Should the Trail Blazers be considering Jaylon Tyson at pick No. 14?

Jaylon Tyson has been flying up draft boards recently, and he was one of the first prospects invited for a Blazers workout.
David Becker/GettyImages

On May 23rd, the Blazers held their first workout of this year's draft cycle featuring prospects like Adem Bona, Raequan Battle, and, most notably, 6-foot-7 California Guard Jaylon Tyson. Despite not participating in the recent NBA Draft Combine, Tyson is still receiving a lot of attention and praise from multiple analysts like The Ringer's Kevin O'Connor and Bleacher Report's Jonathan Wasserman. If he continues to impress in workouts and becomes a coveted prospect, it's possible that the Blazers will take a chance on him.

Jaylon Tyson has high offensive potential

The needs for this Trail Blazers team are deep, to say the least, but Tyson could help with many of the team's scoring woes. This past season, the Blazers finished 30th in three-point percentage and 29th in field goals made per game. Tyson can certainly slot right into the rotation and be a solid offensive weapon for the team.

Tyson's excellent offensive skill set as a prolific scorer and shot-creator led to an impressive breakout season at Cal, where he averaged 19.6 points, 6.8 rebounds, 3.5 assists, and 1.2 steals per game. It took some time for Tyson to find his footing, with Cal being his third school in three years, but the green light he received during his time there allowed him to thrive offensively.

How can Tyson fit into the Blazers' lineup?

In many ways, Tyson's game is similar to Shaedon Sharpe's, which the Blazers have already invested in. But that shouldn't be a reason to avoid targeting Tyson in the draft.

Sharpe has established himself as the starting shooting guard for the foreseeable future, and his limited minutes with Scoot Henderson this past season looked solid. If the Blazers want to continue developing Scoot's game, they will need more scorers like Sharpe to pass the ball to.

Tyson has a great stop-and-go driving game and can finish well against bigger defenders. His three-point shot is serviceable—he shot 36 percent last season—but he has shown he can make some difficult three-pointers.

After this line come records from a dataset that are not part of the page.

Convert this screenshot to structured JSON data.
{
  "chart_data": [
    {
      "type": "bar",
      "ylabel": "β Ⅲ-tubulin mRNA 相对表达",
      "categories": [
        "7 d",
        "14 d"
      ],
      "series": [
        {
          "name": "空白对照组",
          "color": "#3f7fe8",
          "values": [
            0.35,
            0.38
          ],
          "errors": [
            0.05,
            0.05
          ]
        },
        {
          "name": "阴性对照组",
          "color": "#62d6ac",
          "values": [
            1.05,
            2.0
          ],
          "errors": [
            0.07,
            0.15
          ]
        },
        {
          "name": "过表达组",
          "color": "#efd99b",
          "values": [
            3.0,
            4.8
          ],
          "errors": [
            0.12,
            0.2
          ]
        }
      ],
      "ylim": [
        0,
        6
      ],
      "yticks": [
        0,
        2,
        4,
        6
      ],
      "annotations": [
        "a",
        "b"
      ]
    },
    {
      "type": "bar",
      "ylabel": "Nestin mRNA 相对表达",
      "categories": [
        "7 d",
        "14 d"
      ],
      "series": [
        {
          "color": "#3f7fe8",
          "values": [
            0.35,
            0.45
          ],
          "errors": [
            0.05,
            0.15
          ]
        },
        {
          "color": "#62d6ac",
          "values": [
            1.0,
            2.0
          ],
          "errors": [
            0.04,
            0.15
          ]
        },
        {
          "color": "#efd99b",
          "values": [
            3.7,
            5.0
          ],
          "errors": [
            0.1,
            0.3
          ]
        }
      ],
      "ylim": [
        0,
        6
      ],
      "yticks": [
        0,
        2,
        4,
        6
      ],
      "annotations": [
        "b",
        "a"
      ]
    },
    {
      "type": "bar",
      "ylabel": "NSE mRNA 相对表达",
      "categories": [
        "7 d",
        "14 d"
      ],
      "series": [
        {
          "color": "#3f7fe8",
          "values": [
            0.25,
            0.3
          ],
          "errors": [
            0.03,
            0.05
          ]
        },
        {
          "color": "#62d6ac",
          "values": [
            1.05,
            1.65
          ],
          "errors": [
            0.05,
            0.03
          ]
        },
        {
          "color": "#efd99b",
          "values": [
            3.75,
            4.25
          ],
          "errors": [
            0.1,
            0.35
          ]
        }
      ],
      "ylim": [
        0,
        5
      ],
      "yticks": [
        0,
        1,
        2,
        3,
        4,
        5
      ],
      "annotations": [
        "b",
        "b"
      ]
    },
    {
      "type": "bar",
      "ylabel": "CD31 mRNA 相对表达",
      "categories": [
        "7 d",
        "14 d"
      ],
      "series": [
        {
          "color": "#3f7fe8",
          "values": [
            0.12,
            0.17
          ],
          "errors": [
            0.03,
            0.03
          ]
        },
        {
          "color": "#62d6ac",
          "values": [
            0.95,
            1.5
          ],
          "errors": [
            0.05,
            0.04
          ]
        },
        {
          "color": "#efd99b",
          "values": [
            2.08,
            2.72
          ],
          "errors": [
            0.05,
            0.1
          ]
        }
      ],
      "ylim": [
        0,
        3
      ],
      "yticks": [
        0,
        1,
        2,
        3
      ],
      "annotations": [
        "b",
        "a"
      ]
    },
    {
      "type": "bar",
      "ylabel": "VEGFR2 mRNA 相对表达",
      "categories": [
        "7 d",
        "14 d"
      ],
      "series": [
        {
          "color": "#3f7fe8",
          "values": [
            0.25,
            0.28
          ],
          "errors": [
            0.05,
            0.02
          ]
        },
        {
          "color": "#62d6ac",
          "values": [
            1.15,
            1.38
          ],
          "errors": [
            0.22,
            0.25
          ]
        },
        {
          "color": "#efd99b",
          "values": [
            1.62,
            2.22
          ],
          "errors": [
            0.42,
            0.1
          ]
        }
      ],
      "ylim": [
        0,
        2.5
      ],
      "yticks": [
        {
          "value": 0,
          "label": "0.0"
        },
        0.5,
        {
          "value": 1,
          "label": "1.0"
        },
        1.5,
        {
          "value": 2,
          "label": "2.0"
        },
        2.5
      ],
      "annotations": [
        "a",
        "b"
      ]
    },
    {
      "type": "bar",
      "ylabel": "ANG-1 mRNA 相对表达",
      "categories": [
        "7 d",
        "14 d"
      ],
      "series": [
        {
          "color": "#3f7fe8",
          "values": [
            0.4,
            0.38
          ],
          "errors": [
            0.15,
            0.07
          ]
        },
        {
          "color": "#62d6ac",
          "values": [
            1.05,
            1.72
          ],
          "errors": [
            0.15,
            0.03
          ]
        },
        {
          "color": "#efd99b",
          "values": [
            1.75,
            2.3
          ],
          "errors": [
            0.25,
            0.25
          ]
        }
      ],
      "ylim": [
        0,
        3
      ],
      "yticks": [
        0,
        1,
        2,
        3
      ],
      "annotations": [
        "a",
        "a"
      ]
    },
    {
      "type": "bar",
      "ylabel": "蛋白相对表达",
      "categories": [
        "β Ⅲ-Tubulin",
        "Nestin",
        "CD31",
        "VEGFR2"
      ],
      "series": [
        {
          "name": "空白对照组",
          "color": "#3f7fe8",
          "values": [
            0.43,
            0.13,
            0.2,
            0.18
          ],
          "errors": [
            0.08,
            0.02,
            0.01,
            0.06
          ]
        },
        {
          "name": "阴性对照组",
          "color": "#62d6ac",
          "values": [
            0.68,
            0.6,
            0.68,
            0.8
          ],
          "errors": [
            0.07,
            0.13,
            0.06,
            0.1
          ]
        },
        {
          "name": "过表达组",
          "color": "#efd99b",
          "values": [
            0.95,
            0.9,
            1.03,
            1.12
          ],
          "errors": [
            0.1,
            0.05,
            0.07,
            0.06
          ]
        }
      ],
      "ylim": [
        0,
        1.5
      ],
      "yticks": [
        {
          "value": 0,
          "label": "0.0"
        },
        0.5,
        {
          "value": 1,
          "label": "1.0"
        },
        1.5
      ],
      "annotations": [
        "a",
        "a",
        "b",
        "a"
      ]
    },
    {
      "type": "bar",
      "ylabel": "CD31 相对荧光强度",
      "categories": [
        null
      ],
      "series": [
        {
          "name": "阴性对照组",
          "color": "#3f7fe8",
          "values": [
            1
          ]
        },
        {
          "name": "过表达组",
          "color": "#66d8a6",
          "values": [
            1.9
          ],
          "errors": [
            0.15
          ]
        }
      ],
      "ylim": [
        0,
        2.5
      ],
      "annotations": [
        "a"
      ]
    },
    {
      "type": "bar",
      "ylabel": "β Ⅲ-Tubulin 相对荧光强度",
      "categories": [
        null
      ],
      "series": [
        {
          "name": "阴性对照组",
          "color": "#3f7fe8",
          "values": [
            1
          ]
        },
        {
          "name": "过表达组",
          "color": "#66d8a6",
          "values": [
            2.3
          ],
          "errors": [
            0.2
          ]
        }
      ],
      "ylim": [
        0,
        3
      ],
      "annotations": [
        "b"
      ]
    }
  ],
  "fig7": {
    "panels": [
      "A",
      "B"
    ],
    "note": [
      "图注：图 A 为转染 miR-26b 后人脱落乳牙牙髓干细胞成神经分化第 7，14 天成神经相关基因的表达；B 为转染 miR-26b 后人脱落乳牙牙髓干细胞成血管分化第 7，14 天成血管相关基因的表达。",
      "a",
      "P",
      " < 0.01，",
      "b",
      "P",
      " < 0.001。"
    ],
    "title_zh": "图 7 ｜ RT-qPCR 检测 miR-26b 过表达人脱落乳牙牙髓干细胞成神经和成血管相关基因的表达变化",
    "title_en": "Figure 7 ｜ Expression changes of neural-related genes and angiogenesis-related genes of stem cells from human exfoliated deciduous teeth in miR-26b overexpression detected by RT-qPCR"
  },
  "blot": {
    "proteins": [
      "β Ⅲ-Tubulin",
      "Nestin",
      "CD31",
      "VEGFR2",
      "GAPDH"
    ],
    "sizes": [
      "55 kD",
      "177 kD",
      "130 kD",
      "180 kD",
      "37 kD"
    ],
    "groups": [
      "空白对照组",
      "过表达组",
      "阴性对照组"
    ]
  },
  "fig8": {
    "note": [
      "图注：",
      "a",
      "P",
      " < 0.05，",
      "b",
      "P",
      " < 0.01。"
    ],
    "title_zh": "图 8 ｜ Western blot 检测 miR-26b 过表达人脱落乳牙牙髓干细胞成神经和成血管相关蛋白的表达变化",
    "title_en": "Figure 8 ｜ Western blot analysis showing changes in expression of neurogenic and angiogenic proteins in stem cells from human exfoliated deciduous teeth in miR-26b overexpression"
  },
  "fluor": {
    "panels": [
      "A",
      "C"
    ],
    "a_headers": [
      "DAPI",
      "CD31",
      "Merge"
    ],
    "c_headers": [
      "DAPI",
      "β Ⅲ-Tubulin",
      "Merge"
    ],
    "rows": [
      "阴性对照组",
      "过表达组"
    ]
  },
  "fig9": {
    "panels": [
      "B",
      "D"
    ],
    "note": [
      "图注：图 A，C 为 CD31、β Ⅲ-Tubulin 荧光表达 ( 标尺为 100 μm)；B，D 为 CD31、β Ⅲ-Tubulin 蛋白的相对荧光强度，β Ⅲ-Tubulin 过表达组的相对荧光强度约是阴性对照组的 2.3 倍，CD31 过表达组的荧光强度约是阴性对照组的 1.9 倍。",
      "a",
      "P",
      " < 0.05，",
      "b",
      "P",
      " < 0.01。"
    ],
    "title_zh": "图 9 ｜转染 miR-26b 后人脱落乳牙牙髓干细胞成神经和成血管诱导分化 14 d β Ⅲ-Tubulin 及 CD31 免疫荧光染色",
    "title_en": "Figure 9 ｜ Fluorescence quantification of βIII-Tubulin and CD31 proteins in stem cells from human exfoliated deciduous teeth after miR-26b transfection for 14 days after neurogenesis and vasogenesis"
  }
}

While Tyson certainly wouldn't be a primary playmaker on the Blazers, he also shows excellent playmaking potential. He can pass out of a bad shot and find an open shooter or hit the cutter off of a screen. Tyson will be able to provide some much-needed versatility to the Blazers. 

Tyson is more of a low-ceiling, high-floor prospect. While he may not have true star potential, the Blazers already have two players with star potential and the No. 7 pick in the draft, which they will likely use on someone who does possess that high upside.